Hand in Hand – auch mit deinem Privatleben. Das finde ich im BK ganz besonders. Unser Krankenhaus ist mit 1.600 Mitarbeitern ein sehr großer Arbeitgeber und trotzdem habe ich das Gefühl, dass ich hier als Mensch und Mitarbeiter zähle. Und das kannte ich aus meiner vorherigen Ausbildung nicht. Wir Phlebo-Leute haben kein festes Team, zu dem wir gehören. Ich fühle mich hier aber trotzdem wahrgenommen und wertgeschätzt. Ich habe so viele Lieblingsmenschen in diesem Krankenhaus und man freut sich, auch wenn man sich nur kurz auf dem Flur sieht. Die meisten Kollegen sind so offen und freundlich. Und obwohl wir ein Haus sind, in dem viel Geschichte steckt, sind wir doch aufgeschlossen und modern. Ich persönlich freue mich immer, wenn mir die Ordensschwestern im Haus begegnen. Wie man auf den alten Bildern, die zum Beispiel vor dem Labor hängen, sehen kann, haben die Ordensschwestern mit sehr viel Herzblut dieses Krankenhaus aufgebaut und uns ein bedeutendes Stück Geschichte hinterlassen.
Im Fotostudio habe ich Sie als absoluten Sonnenschein kennengelernt. Sind Sie generell ein positiver Mensch?

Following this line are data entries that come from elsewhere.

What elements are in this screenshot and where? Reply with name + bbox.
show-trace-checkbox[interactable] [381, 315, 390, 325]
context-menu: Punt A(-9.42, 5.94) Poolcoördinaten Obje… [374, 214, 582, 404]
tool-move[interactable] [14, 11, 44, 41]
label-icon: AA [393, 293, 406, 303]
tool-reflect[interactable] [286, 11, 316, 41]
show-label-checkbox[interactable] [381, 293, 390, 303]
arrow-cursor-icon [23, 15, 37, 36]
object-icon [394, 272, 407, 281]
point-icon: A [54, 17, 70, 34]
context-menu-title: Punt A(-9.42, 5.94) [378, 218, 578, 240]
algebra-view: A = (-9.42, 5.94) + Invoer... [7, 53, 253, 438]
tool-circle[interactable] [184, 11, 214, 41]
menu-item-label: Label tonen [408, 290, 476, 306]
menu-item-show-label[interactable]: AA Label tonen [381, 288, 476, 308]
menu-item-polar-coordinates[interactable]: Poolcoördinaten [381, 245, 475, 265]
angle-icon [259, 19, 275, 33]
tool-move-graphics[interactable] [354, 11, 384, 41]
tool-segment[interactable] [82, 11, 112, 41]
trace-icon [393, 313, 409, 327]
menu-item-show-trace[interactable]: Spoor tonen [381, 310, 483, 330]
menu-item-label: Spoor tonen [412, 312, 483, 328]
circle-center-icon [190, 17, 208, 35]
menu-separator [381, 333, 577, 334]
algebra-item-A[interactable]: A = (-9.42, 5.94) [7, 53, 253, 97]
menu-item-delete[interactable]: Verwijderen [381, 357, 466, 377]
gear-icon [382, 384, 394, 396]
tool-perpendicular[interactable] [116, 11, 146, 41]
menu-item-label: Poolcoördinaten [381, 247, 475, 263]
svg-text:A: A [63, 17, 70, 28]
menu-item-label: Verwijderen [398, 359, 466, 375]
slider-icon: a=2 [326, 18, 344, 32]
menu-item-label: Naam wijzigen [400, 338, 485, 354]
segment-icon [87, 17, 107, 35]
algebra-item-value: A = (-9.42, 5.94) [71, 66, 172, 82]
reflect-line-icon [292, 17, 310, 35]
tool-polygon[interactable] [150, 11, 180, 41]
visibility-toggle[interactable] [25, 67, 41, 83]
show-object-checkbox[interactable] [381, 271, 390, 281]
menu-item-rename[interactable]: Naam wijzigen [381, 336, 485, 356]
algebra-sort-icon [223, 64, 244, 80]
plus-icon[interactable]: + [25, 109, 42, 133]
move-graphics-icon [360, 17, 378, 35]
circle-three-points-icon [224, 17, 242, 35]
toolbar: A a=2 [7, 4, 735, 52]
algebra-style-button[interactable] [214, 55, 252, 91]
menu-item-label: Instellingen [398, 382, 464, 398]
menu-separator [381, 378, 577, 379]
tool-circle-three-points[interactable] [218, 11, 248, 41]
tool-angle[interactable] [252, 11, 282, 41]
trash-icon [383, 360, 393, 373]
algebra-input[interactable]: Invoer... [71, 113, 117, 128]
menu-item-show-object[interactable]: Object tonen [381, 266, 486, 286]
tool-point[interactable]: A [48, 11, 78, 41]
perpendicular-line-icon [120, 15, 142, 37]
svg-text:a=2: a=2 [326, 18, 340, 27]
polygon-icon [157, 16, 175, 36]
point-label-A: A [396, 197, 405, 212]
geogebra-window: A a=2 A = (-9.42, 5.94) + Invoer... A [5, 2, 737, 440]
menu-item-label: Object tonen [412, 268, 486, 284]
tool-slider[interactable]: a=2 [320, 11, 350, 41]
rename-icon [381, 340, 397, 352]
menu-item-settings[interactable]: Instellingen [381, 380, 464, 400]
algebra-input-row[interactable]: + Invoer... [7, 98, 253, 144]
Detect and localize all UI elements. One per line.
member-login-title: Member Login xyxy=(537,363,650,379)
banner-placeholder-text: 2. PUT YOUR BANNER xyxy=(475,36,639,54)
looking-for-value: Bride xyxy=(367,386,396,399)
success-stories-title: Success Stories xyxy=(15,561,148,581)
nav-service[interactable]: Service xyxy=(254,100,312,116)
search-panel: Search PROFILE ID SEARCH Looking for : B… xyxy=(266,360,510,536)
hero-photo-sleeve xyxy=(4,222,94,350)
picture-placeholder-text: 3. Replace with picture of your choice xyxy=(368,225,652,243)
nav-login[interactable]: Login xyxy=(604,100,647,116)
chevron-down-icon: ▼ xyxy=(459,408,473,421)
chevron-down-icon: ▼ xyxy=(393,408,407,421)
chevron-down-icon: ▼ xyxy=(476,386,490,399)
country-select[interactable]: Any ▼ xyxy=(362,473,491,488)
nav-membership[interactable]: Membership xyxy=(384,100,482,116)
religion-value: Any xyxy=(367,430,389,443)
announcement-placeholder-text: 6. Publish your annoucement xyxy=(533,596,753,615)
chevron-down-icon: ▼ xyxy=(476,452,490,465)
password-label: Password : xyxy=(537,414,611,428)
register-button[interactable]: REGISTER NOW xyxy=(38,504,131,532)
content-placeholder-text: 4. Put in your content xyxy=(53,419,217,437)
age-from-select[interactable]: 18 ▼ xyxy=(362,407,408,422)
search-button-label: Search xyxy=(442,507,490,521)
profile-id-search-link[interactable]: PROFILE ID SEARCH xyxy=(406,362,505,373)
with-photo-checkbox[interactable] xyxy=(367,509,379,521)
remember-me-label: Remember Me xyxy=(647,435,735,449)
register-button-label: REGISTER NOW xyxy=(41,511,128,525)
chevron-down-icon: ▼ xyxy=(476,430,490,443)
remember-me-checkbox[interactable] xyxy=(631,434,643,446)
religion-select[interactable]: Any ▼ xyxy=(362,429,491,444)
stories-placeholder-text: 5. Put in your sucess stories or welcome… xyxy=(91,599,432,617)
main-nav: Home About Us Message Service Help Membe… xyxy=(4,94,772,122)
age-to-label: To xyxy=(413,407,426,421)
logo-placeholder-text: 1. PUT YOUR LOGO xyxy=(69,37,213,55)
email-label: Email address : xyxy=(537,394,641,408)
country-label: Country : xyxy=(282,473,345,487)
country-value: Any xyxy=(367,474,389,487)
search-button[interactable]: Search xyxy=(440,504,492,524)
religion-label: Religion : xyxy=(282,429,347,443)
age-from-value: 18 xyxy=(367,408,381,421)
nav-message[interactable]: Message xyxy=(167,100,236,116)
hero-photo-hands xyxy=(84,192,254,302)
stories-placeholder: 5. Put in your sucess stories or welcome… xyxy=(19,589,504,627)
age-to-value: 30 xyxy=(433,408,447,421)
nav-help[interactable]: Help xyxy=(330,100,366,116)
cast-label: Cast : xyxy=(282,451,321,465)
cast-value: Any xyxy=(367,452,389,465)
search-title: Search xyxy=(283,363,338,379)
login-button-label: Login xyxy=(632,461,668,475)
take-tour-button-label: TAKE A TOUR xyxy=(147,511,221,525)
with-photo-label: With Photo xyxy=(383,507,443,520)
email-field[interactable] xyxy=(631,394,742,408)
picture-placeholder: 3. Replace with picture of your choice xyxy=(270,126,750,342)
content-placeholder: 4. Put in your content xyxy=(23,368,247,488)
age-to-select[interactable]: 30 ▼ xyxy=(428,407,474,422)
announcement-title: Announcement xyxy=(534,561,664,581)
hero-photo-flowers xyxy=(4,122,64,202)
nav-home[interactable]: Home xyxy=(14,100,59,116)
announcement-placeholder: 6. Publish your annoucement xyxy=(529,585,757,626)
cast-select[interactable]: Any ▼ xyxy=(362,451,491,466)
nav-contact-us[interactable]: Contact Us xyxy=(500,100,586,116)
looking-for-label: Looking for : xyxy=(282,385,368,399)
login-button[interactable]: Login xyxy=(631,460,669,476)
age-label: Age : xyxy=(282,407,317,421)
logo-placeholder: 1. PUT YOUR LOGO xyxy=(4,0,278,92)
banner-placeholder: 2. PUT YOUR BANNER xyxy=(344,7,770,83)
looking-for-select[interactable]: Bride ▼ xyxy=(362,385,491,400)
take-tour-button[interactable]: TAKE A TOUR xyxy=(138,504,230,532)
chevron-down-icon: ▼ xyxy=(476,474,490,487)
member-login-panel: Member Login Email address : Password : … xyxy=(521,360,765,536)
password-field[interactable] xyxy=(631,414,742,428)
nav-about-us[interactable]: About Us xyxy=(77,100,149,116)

Danke, das Kompliment nehme ich sehr gern an. Ich versuche als positiver Mensch durch das Leben zu gehen. Das war natürlich nicht immer so. Das war eine große Entwicklung, die ich auch meiner Arbeit und den Patienten hier zu verdanken habe. Ich habe mich auf meine eigene persönliche, spirituelle Reise gemacht und bin zu der Erkenntnis gekommen, dass ich selber alles in der Hand habe und ich entscheiden kann, was mit meinen Leben passiert. Ich entscheide, wie ich mich der Situation gegenüber fühle. Keine Situation ist von sich aus energetisch geladen. Keine Situation ist gut oder schlecht. Ich entscheide, ob sie für mich gut oder schlecht ist. Und seitdem ich so denke, gibt es für mich keine Tage mehr, wo ich sage, dass Leben ist schlecht, alles ist furchtbar. Das, was ich ausstrahle, das kommt auch zu mir zurück. Mein Herz strahlt und somit strahle ich das auch nach außen aus. Ich würde heute für kein Geld der Welt zurückgehen und Dinge ändern. Alles ist genau so richtig gewesen, wie es gelaufen ist.